Two seniors at SUNY Oneonta have turned an independent study project into something they said they hope will benefit their community.
The two mass communication majors at State University College of New York at Oneonta are producing a monthly television show, “Community Spotlight.” It airs at 8 p.m. Wednesdays and at 5:30 p.m. Sundays on Time Warner Cable Channel 23.
The first episode premiered March 6 and is being repeated the rest of this month, said Jared Stanley, the college’s TV/video producer and adviser to student-run television station WIRE-TV.
The first episode of the 30-minute, magazine-style program included the Community Arts Network of Oneonta’s Chili Bowl and the annual Ice Harvest Festival at Hanford Mills Museum in East Meredith. The next episode, which premieres April 3, includes features on Brooks House of Bar-B-Q’s and the local debate over hydrofracking.
The students were looking for a new challenge and working with Stanley came up with the idea, he said.
“It gave them an opportunity to use everything they learned,” including producing, editing and working with people. They have used these skills before, but never to create an entire show. “I thought it came out great,” he said.
The students, who are also computer arts majors, agreed with Stanley that providing a community service is “a win-win for everyone.”
Kara Olney, from Watertown, said, “This is a really good opportunity to show the community there are college kids who care about the area they live in.”
With the larger television markets in Binghamton and Albany, sometimes the area doesn’t get coverage unless something bad happens, she said. The show is “a great opportunity to highlight some of the events in the community. They are getting their spotlight.”
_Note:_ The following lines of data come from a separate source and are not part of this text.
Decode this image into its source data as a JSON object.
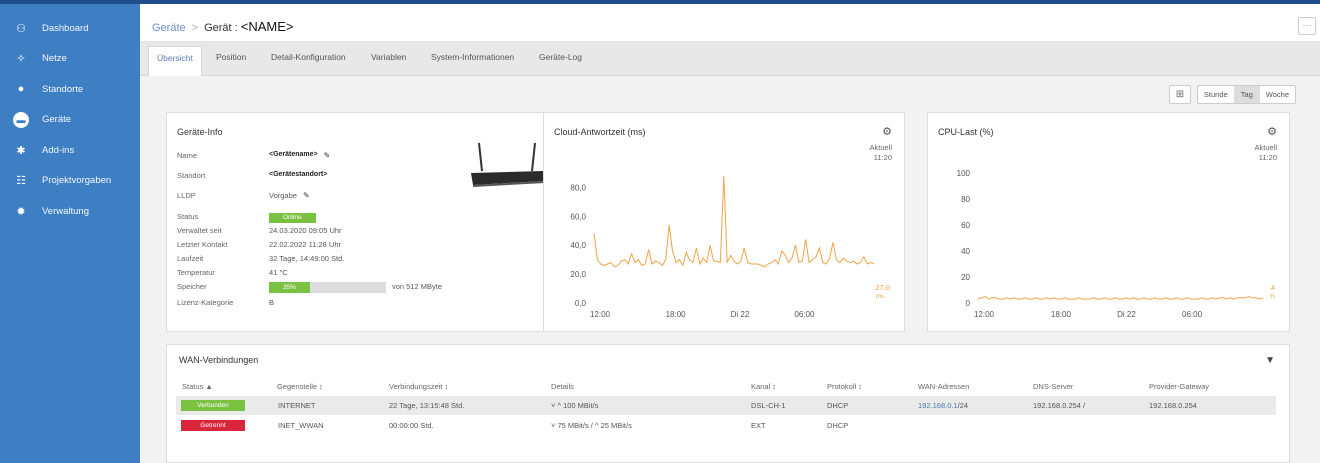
{
  "sidebar": {
    "items": [
      {
        "label": "Dashboard",
        "icon": "dashboard-icon",
        "glyph": "⚇",
        "active": false
      },
      {
        "label": "Netze",
        "icon": "network-icon",
        "glyph": "✧",
        "active": false
      },
      {
        "label": "Standorte",
        "icon": "location-pin-icon",
        "glyph": "●",
        "active": false
      },
      {
        "label": "Geräte",
        "icon": "device-icon",
        "glyph": "▬",
        "active": true
      },
      {
        "label": "Add-ins",
        "icon": "puzzle-icon",
        "glyph": "✱",
        "active": false
      },
      {
        "label": "Projektvorgaben",
        "icon": "sliders-icon",
        "glyph": "☷",
        "active": false
      },
      {
        "label": "Verwaltung",
        "icon": "gear-icon",
        "glyph": "✹",
        "active": false
      }
    ]
  },
  "header": {
    "crumb": "Geräte",
    "sep": ">",
    "title": "Gerät :",
    "name": "<NAME>",
    "more": "···"
  },
  "tabs": [
    "Übersicht",
    "Position",
    "Detail-Konfiguration",
    "Variablen",
    "System-Informationen",
    "Geräte-Log"
  ],
  "toolbar": {
    "icon": "dashboard-layout-icon",
    "ranges": [
      "Stunde",
      "Tag",
      "Woche"
    ],
    "selected": "Tag"
  },
  "device_info": {
    "title": "Geräte-Info",
    "rows": [
      {
        "key": "Name",
        "value": "<Gerätename>"
      },
      {
        "key": "Standort",
        "value": "<Gerätestandort>"
      },
      {
        "key": "LLDP",
        "value": "Vorgabe"
      },
      {
        "key": "Status",
        "value": "Online"
      },
      {
        "key": "Verwaltet seit",
        "value": "24.03.2020 09:05 Uhr"
      },
      {
        "key": "Letzter Kontakt",
        "value": "22.02.2022 11:28 Uhr"
      },
      {
        "key": "Laufzeit",
        "value": "32 Tage, 14:49:00 Std."
      },
      {
        "key": "Temperatur",
        "value": "41 °C"
      },
      {
        "key": "Speicher",
        "value": "35%"
      },
      {
        "key": "Lizenz-Kategorie",
        "value": "B"
      }
    ],
    "memory_fraction": 0.35,
    "memory_total": "von 512 MByte"
  },
  "cloud_chart": {
    "title": "Cloud-Antwortzeit (ms)",
    "aktuell": "Aktuell",
    "time": "11:20",
    "current_value": "27,0",
    "unit": "ms"
  },
  "cpu_chart": {
    "title": "CPU-Last (%)",
    "aktuell": "Aktuell",
    "time": "11:20",
    "current_value": "4",
    "unit": "%"
  },
  "chart_data": [
    {
      "type": "line",
      "title": "Cloud-Antwortzeit (ms)",
      "ylabel": "",
      "ylim": [
        0,
        90
      ],
      "yticks": [
        "0,0",
        "20,0",
        "40,0",
        "60,0",
        "80,0"
      ],
      "xticks": [
        "12:00",
        "18:00",
        "Di 22",
        "06:00"
      ],
      "series": [
        {
          "values": [
            48,
            30,
            27,
            26,
            27,
            28,
            25,
            26,
            29,
            30,
            27,
            34,
            28,
            30,
            26,
            27,
            37,
            27,
            29,
            28,
            26,
            30,
            54,
            36,
            28,
            30,
            26,
            35,
            30,
            28,
            38,
            27,
            31,
            28,
            40,
            29,
            29,
            28,
            88,
            28,
            33,
            29,
            27,
            29,
            38,
            28,
            27,
            27,
            27,
            26,
            25,
            27,
            28,
            30,
            27,
            36,
            33,
            28,
            31,
            40,
            28,
            29,
            44,
            28,
            30,
            32,
            38,
            28,
            27,
            31,
            42,
            30,
            28,
            31,
            29,
            28,
            29,
            27,
            28,
            32,
            27,
            28,
            27
          ]
        }
      ],
      "color": "#f0a346"
    },
    {
      "type": "line",
      "title": "CPU-Last (%)",
      "ylabel": "",
      "ylim": [
        0,
        100
      ],
      "yticks": [
        "0",
        "20",
        "40",
        "60",
        "80",
        "100"
      ],
      "xticks": [
        "12:00",
        "18:00",
        "Di 22",
        "06:00"
      ],
      "series": [
        {
          "values": [
            3,
            4,
            5,
            3,
            4,
            4,
            3,
            3,
            4,
            3,
            4,
            3,
            3,
            4,
            3,
            3,
            4,
            3,
            3,
            4,
            3,
            4,
            3,
            3,
            4,
            3,
            3,
            3,
            4,
            3,
            3,
            3,
            4,
            3,
            3,
            4,
            3,
            3,
            4,
            3,
            3,
            4,
            3,
            4,
            3,
            3,
            4,
            3,
            3,
            4,
            3,
            3,
            4,
            3,
            3,
            4,
            3,
            3,
            4,
            3,
            3,
            3,
            4,
            3,
            3,
            4,
            3,
            4,
            4,
            3,
            4,
            3,
            4,
            4,
            4,
            5,
            4,
            4,
            3,
            4
          ]
        }
      ],
      "color": "#f0a346"
    }
  ],
  "wan": {
    "title": "WAN-Verbindungen",
    "columns": [
      "Status ▲",
      "Gegenstelle ↕",
      "Verbindungszeit ↕",
      "Details",
      "Kanal ↕",
      "Protokoll ↕",
      "WAN-Adressen",
      "DNS-Server",
      "Provider-Gateway"
    ],
    "rows": [
      {
        "status": "Verbunden",
        "status_color": "#7bc142",
        "gegenstelle": "INTERNET",
        "zeit": "22 Tage, 13:15:48 Std.",
        "details": "˅ ^ 100 MBit/s",
        "kanal": "DSL-CH-1",
        "protokoll": "DHCP",
        "wan_link": "192.168.0.1",
        "wan_suffix": "/24",
        "dns": "192.168.0.254 /",
        "gateway": "192.168.0.254"
      },
      {
        "status": "Getrennt",
        "status_color": "#d9263a",
        "gegenstelle": "INET_WWAN",
        "zeit": "00:00:00 Std.",
        "details": "˅ 75 MBit/s / ^ 25 MBit/s",
        "kanal": "EXT",
        "protokoll": "DHCP",
        "wan_link": "",
        "wan_suffix": "",
        "dns": "",
        "gateway": ""
      }
    ]
  }
}
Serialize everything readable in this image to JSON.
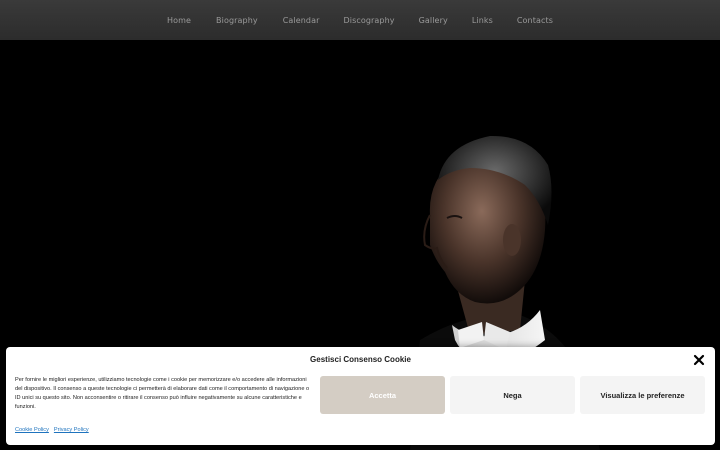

She said she hopes to go into television production when she graduates. She figures it’s a natural for her because the first thing she ever bought with her own money was a video camera, at age 13.
Will Racaniello said he is hoping to go into television production or work for a graphic design company when he graduates. The project started as an item for his portfolio and has turned into a feature for community events.
“It’s something (that people on) the community and campus can watch to learn about events going on in the area,” he said.
Racaniello said he enjoyed working on the feature for the Chili Bowl. “There were a lot of good interviews,” he said.
He said he is proud to have laid the groundwork for what all those involved hoped will continue with other students in the future. It started as an effort to get three credits, but he said he hoped it will live on.